With earnings that are retreating more than the market's of late, American Water Works Company has been very sluggish. It might be that many expect the dismal earnings performance to recover substantially, which has kept the P/E from collapsing. If not, then existing shareholders may be very nervous about the viability of the share price.
View our latest analysis for American Water Works Company
Want the full picture on analyst estimates for the company? Then our free report on American Water Works Company will help you uncover what's on the horizon.Is There Enough Growth For American Water Works Company?
American Water Works Company's P/E ratio would be typical for a company that's expected to deliver very strong growth, and importantly, perform much better than the market.
Retrospectively, the last year delivered a frustrating 33% decrease to the company's bottom line. Regardless, EPS has managed to lift by a handy 29% in aggregate from three years ago, thanks to the earlier period of growth. Although it's been a bumpy ride, it's still fair to say the earnings growth recently has been mostly respectable for the company.

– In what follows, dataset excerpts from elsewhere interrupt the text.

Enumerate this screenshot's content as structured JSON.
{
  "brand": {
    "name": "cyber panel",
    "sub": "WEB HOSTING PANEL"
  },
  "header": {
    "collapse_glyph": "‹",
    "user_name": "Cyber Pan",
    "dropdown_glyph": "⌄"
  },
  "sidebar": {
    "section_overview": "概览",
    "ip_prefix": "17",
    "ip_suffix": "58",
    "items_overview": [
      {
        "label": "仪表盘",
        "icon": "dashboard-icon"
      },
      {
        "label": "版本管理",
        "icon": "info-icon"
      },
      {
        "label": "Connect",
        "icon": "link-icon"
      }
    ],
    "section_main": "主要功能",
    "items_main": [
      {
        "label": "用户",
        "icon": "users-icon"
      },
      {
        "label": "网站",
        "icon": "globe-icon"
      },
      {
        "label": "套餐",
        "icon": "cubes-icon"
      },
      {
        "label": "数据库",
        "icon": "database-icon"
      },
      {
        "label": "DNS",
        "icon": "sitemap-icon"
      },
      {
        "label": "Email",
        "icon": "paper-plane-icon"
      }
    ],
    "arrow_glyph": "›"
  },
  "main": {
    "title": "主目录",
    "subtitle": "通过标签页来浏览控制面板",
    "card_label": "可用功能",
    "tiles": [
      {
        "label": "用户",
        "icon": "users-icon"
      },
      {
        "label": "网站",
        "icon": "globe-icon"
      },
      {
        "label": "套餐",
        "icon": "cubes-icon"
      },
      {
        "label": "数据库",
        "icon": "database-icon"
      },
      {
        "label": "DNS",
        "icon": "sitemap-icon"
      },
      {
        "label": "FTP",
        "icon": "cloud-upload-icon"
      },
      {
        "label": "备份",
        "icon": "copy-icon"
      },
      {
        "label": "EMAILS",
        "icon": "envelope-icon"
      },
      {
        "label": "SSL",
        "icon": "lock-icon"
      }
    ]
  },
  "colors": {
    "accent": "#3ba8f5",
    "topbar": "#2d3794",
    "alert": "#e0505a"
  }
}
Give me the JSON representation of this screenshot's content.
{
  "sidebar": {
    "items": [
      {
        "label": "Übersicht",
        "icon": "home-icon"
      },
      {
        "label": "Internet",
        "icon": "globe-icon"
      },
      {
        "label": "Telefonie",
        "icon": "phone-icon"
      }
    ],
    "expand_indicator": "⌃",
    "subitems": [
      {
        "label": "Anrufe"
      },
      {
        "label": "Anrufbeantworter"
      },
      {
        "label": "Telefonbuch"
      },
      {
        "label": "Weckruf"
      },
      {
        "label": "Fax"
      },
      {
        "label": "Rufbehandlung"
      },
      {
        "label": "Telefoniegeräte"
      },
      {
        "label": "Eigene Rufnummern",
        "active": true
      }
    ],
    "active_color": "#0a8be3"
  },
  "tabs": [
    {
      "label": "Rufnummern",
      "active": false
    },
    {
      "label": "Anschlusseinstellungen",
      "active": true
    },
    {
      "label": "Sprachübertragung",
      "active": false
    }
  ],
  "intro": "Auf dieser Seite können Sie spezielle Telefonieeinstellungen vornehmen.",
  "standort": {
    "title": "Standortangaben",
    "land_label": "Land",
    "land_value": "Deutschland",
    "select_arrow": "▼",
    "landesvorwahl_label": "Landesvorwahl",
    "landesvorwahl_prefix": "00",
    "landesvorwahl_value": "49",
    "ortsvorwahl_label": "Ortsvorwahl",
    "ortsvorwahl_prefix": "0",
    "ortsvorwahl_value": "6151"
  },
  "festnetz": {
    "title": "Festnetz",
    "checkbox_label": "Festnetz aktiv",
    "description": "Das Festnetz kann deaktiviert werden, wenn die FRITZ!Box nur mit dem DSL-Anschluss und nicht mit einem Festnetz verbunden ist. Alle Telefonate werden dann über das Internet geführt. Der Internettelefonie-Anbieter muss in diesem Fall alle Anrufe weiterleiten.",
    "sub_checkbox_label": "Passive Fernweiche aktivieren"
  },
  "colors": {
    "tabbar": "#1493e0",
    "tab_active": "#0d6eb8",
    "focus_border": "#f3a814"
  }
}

Shifting to the future, estimates from the twelve analysts covering the company suggest earnings should grow by 6.9% each year over the next three years. Meanwhile, the rest of the market is forecast to expand by 12% per annum, which is noticeably more attractive.
In light of this, it's alarming that American Water Works Company's P/E sits above the majority of other companies. Apparently many investors in the company are way more bullish than analysts indicate and aren't willing to let go of their stock at any price. Only the boldest would assume these prices are sustainable as this level of earnings growth is likely to weigh heavily on the share price eventually.
What We Can Learn From American Water Works Company's P/E?
While the price-to-earnings ratio shouldn't be the defining factor in whether you buy a stock or not, it's quite a capable barometer of earnings expectations.
We've established that American Water Works Company currently trades on a much higher than expected P/E since its forecast growth is lower than the wider market. When we see a weak earnings outlook with slower than market growth, we suspect the share price is at risk of declining, sending the high P/E lower. Unless these conditions improve markedly, it's very challenging to accept these prices as being reasonable.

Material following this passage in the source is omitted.